この事は私を含め、ここの研究者だけが知る極秘事項だったが
その研究者のうちの誰かが裏でこのウィルスについての情報を漏らしていたようだ。
数日前、研究所が何者かによって襲撃された、目的は副産物としてできた
ウィルスだった。
お父さんは今、そのウィルスサンプルを持って逃げている。
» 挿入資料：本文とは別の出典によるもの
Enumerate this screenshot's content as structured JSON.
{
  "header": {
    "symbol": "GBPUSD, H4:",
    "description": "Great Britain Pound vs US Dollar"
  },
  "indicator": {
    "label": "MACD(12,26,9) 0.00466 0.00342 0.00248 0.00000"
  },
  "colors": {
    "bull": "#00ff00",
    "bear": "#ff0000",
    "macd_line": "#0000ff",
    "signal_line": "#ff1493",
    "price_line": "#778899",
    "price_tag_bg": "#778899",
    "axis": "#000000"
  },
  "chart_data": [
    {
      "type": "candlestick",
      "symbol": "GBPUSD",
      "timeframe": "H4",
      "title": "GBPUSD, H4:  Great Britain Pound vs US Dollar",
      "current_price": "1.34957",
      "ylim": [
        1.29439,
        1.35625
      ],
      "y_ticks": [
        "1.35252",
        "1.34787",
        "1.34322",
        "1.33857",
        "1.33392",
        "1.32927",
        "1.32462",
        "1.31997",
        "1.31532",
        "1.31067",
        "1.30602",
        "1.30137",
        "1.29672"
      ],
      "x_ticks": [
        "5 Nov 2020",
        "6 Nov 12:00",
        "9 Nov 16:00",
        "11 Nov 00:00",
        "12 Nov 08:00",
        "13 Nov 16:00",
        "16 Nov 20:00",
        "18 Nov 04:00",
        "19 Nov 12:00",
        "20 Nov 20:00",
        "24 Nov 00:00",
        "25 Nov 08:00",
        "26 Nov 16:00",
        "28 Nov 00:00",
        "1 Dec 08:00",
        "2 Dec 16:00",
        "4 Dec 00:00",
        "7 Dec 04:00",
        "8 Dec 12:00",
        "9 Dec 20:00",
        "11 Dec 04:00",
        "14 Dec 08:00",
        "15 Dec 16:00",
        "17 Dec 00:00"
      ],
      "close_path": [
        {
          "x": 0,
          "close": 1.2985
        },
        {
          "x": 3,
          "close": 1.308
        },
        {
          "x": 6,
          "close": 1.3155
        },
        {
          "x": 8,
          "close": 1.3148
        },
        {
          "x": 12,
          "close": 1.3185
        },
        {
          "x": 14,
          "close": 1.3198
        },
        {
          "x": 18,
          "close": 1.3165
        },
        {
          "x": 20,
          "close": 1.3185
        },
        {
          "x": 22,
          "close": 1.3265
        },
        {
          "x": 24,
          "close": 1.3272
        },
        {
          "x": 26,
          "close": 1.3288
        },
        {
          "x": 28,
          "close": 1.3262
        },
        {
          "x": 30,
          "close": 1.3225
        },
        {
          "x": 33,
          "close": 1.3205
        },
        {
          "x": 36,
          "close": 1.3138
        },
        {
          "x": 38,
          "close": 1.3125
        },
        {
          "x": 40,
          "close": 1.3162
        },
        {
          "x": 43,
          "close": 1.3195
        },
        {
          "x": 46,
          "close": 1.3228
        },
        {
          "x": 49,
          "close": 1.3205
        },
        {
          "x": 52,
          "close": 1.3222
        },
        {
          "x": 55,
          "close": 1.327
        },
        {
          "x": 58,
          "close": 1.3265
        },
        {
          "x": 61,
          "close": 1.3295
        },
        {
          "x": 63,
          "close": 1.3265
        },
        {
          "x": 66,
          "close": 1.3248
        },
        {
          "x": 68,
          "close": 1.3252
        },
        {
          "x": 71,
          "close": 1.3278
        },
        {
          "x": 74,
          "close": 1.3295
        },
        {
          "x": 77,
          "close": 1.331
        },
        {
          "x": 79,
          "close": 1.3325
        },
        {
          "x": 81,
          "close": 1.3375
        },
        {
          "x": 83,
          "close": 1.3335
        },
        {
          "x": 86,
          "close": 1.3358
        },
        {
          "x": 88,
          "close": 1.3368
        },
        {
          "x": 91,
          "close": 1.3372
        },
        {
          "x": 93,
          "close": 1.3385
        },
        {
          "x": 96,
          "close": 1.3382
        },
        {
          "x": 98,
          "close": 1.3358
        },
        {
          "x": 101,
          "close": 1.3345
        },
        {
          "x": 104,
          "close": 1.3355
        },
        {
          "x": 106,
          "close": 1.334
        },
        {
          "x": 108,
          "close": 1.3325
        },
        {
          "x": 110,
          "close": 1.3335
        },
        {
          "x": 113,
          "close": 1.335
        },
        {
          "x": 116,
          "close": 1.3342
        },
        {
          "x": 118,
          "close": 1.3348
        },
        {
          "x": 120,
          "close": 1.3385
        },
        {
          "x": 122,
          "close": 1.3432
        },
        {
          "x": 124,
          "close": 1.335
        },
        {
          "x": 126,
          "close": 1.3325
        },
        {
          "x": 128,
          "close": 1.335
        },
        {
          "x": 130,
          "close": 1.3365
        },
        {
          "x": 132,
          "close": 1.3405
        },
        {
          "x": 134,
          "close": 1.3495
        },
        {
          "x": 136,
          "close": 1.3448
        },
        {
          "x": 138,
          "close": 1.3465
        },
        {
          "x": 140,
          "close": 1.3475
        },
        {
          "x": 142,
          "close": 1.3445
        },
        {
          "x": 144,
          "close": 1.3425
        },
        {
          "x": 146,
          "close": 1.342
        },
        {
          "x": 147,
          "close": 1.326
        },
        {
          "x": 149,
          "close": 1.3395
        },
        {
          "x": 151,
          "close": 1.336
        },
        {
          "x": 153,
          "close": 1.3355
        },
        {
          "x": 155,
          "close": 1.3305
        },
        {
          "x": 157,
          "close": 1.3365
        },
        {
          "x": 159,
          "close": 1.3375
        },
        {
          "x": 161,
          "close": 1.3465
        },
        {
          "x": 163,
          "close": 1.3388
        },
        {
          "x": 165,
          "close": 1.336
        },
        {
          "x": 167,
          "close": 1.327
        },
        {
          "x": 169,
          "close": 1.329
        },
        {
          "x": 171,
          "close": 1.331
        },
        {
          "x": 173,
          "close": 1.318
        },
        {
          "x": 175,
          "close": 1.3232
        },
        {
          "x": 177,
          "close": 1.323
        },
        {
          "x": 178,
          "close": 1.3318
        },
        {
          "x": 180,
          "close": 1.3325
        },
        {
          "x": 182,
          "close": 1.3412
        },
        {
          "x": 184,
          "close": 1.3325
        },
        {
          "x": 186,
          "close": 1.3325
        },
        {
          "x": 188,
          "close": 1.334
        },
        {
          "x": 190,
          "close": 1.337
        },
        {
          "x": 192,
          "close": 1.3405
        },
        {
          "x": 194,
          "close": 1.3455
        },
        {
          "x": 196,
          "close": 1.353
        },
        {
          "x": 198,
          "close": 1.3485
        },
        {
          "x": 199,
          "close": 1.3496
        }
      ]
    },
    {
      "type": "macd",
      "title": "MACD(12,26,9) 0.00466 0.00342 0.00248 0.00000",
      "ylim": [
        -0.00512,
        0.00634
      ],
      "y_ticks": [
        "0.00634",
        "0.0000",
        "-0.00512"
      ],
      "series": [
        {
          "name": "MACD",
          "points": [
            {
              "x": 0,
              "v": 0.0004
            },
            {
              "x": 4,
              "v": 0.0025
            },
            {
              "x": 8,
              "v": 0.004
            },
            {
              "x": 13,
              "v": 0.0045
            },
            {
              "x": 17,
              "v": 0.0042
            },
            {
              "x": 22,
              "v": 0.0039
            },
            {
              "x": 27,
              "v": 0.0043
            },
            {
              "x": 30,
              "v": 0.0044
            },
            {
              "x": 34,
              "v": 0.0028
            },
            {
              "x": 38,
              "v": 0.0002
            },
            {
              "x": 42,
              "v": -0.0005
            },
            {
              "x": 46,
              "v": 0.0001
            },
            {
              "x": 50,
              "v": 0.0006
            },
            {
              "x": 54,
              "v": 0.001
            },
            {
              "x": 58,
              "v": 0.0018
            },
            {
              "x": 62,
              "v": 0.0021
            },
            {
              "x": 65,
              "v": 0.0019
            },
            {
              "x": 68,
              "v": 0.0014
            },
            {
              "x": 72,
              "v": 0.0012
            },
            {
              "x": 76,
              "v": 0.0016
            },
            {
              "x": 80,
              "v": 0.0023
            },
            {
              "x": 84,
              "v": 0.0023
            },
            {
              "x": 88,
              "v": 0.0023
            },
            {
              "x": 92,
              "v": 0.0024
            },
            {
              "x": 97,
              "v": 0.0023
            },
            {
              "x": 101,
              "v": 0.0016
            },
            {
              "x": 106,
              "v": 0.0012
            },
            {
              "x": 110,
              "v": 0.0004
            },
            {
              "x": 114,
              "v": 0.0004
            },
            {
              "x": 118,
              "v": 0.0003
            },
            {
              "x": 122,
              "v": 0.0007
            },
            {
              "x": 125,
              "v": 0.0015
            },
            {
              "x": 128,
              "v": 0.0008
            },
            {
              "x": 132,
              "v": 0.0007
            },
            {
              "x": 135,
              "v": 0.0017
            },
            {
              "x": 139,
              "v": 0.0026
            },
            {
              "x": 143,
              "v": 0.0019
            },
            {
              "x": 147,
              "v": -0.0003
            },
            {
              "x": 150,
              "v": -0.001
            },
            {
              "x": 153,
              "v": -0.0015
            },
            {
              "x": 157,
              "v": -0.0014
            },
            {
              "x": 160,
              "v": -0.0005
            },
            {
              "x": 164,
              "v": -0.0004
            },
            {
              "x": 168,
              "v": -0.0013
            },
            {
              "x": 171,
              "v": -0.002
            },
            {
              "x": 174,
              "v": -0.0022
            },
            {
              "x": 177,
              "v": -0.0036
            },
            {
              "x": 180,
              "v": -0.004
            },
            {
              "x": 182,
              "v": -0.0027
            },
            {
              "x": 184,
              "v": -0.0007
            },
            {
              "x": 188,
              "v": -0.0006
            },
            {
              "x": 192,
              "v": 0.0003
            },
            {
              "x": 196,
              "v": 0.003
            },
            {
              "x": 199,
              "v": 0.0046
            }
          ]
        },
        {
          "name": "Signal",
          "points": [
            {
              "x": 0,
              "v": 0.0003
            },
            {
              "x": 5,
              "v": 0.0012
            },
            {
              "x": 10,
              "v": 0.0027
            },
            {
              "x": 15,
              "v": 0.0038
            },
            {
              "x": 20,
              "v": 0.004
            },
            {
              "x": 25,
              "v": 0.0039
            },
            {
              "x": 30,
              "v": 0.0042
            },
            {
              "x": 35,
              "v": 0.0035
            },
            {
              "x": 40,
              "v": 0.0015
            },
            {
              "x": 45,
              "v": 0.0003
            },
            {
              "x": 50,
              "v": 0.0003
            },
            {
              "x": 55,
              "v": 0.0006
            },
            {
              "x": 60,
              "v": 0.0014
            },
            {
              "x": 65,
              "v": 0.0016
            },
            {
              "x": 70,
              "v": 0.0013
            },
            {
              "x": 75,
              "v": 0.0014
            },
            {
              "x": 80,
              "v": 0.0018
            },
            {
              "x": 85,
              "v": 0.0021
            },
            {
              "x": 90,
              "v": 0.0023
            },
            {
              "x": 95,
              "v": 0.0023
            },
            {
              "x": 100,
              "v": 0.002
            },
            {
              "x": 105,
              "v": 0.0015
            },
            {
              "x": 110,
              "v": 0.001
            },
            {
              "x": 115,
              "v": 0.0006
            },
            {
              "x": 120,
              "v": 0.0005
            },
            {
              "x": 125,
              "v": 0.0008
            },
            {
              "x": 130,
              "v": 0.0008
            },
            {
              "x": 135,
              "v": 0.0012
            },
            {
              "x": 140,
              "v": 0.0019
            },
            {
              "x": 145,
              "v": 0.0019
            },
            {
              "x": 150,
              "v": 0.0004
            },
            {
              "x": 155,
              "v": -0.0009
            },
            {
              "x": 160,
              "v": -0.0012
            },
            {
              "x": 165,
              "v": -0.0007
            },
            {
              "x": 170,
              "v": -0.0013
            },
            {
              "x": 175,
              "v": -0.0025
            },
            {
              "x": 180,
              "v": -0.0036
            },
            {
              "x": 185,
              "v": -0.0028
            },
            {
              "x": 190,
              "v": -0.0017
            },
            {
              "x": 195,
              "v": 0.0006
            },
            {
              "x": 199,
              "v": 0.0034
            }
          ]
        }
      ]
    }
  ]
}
奴らは血眼になって
私を探しているだろう。
何とか逃げ延びて、また"かな"に会いたい。
愛しているよ。
-----------------------------------------------------------------------------------------------
9月、日本は秋を迎え夏の暑さが和らぎ、ふく風に若干の爽やかさを
感じるようになった。
学生は夏休みが終わり、新学期が始まる。
「今日から二学期かぁ~、文化祭も体育祭もあるし頑張らないと!」
ここにも夏休みを終え、始業式を迎えるために学校へと向かう少女が居た。
彼女の名前は "明星 かな" 東京都内の高校に通うごく普通の高校1年生である。
早くに母親を病気で亡くし男手一つで育てられた。
彼女の父は有名なウィルス研究者の一人で、数年前から日本を離れ
海外で暮らしている。
父親と離れての生活ではあるが、彼女はこの生活に慣れ始めているようだ。
「かな~!おはよう!」
「おはよ~!夏休みどうだった~?」
登校中に友達に会い夏休みにあったことを語りつつ学校へ向かうのであった。
-----------------------------------------------------------------------------------------------
でーあるからしてー....
「校長先生の話長かったね~」
始業式が終わり、生徒は自分たちのクラスに戻って来ていた、そこへ担任の
男性教師が入ってきた。
「お前らー席につけー、今日は転校生を紹介するぞー」
一瞬にして教室がざわつき始める、彼女もまたその一人であった。
「(男の子かな?女の子かな?)」
「よし、入ってきていいぞー」
そんな想像をふくらませていると、担任の言葉とともに教室の前の扉が
ガラッと開き、先程までのざわつきが一瞬にして静まり返る。
入ってきたのは銀色の髪、白い肌、整った顔立ちの少女だった。